The downside is that you need a high-speed Internet connection to upload the pictures in a reasonable time.
I use Nero 5.5.6, I just select to make a photocd, drag my photos to it (some sayyou can
do like 1,900 photos) & it makes a perfect cd.I do have to change the timing to 5 seconds display
per photo cause they set it to infinite. Absolutely beautiful looking pictures on the tv when I use
it on myApex dvd player. Then I can also copy them to vhs to mail to people.
I don’t think this is strictly true. You can buy an Epson Stylus Photo 820 Inkjet printer for $99 and make extremely good prints that are nearly indistinguishable from true prints, up to 8x10. They estimate that with the proper paper they will last 25-50 years, seems pretty archival to me.
Creating prints at home is pretty easy and cheap these days and the prints function pretty much like a true print. The dye-sub printers are even better, but for most consumers they won’t notice the difference.
In regard to Kodak and photofinishing: I was extrapolating from current trends to the future, when making actual paper prints will be far less in demand and much easier for the home user. I no longer have interest in getting paper prints myself. Maybe not as bad as Polaroid because of their other businesses, but it still must concern the boardroom people.
You taught me a lot! I didn’t realize that the CDs would lose quality over time for photos. Well I need to just focus on learning how to make them first!
I do understand about making the photos in the TIFF for quality. (I am still learning the camera too) All of this is a challenge.
For storing images on your camera, I always use highest quality JPG. In comparisons in PhotoShop, you’ll find that there are no or extremely few pixels that are different between the two and you’ll save around 75% of the space. For the JPG compression used in High Quality mode on most cameras today, you will see no effective loss of quality. I use that copy as my archive.
They don’t. Most manufacturers estimate a lifetime of a million read cycles for their CDR products. That’s more than 100 years of continuous playback.

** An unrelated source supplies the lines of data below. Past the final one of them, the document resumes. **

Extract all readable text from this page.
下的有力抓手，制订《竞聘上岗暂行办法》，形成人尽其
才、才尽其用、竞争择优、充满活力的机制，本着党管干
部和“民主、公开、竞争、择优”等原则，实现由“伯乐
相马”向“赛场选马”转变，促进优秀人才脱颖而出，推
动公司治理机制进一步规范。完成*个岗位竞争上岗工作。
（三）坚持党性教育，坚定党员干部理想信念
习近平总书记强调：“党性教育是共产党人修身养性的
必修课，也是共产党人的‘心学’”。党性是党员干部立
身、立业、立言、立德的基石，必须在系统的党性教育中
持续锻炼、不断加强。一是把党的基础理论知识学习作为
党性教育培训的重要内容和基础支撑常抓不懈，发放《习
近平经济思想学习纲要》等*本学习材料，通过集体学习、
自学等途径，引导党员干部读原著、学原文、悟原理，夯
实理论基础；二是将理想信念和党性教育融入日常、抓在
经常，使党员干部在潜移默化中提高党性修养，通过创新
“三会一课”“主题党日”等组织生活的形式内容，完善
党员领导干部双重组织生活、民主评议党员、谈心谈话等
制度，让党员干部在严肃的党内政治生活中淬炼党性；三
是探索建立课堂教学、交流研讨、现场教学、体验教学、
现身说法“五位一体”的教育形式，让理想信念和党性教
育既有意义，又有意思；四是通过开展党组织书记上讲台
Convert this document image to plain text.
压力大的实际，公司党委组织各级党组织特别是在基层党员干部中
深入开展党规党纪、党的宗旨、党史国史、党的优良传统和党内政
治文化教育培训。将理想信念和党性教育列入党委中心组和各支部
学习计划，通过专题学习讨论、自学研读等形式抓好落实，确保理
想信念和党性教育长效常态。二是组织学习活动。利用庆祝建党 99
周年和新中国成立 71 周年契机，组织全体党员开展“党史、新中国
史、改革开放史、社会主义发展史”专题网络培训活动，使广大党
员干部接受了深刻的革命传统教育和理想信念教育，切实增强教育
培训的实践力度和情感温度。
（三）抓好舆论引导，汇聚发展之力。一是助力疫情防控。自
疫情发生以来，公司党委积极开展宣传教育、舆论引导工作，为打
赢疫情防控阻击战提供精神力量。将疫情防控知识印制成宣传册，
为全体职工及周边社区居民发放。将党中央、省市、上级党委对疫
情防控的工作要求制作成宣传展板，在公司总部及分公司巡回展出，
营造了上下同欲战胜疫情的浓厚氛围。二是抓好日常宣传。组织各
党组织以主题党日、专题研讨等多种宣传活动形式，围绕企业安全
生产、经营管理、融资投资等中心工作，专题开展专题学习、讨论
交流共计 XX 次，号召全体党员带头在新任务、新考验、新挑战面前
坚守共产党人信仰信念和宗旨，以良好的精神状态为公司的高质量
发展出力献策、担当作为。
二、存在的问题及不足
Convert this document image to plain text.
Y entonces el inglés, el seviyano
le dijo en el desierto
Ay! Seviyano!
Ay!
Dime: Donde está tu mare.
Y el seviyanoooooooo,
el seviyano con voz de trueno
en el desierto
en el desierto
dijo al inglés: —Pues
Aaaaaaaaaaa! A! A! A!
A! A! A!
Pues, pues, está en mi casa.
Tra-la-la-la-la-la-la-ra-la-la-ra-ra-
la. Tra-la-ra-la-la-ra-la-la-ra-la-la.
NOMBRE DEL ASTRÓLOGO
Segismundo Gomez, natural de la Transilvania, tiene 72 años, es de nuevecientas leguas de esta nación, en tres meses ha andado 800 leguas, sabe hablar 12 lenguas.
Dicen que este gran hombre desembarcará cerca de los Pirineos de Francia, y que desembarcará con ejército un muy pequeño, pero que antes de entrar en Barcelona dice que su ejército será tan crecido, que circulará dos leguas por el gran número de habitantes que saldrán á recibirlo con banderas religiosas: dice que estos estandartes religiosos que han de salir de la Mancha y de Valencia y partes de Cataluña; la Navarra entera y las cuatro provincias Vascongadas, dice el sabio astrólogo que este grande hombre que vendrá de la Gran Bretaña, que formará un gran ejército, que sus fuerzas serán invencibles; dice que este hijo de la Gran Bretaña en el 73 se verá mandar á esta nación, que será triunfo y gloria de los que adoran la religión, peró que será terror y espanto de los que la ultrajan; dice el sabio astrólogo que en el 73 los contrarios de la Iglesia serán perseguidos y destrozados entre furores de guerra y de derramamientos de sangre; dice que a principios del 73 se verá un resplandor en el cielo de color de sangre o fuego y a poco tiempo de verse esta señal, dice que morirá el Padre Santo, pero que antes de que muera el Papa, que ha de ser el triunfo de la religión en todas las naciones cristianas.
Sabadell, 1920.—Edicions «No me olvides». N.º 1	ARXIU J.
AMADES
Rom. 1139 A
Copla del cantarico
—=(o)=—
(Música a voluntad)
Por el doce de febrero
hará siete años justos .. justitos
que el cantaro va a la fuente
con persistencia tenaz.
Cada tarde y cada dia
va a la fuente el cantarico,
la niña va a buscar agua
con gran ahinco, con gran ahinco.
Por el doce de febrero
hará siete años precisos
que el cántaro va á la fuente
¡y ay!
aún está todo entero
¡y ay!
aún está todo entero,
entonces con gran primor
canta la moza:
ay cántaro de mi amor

The Epson 820, like most consumer-grade inkjet printers, uses a combined CMY (Cyan-Magenta-Yellow) cartridge for color reproduction. If you happen to run out of, say, yellow ink, you throw the entire cartridge away and insert a new one even if there was plenty of Cyan and Magenta ink left. This increases printing costs 200-300% over actual ink consumption, which at $15 per color cartridge can hardly be considered cheap.
Also, it doesn’t really matter if the paper you print on doesn’t yellow for 25 years if the ink that’s sprayed on it is ruined by a fingerprint, moisture drop or particulate contamination. Real photographic prints are far less susceptible to this sort of damage because the image is physically bonded to the paper (as opposed to spray-painted on top) and coated with a matte or glossy protective finish.
At $0.49 per 4x6 they’re probably less expensive than inkjet prints, too.
But don’t services like ofoto simply “spray-paint” your digital image onto photographic paper anyway? Or am I mistaken?
(I’ve had decent success with home-made prints from an inkjet onto glossy “photo paper.” In my experience, as long as you keep them out of direct sunlight for prolonged periods, they’ll hold up very well.)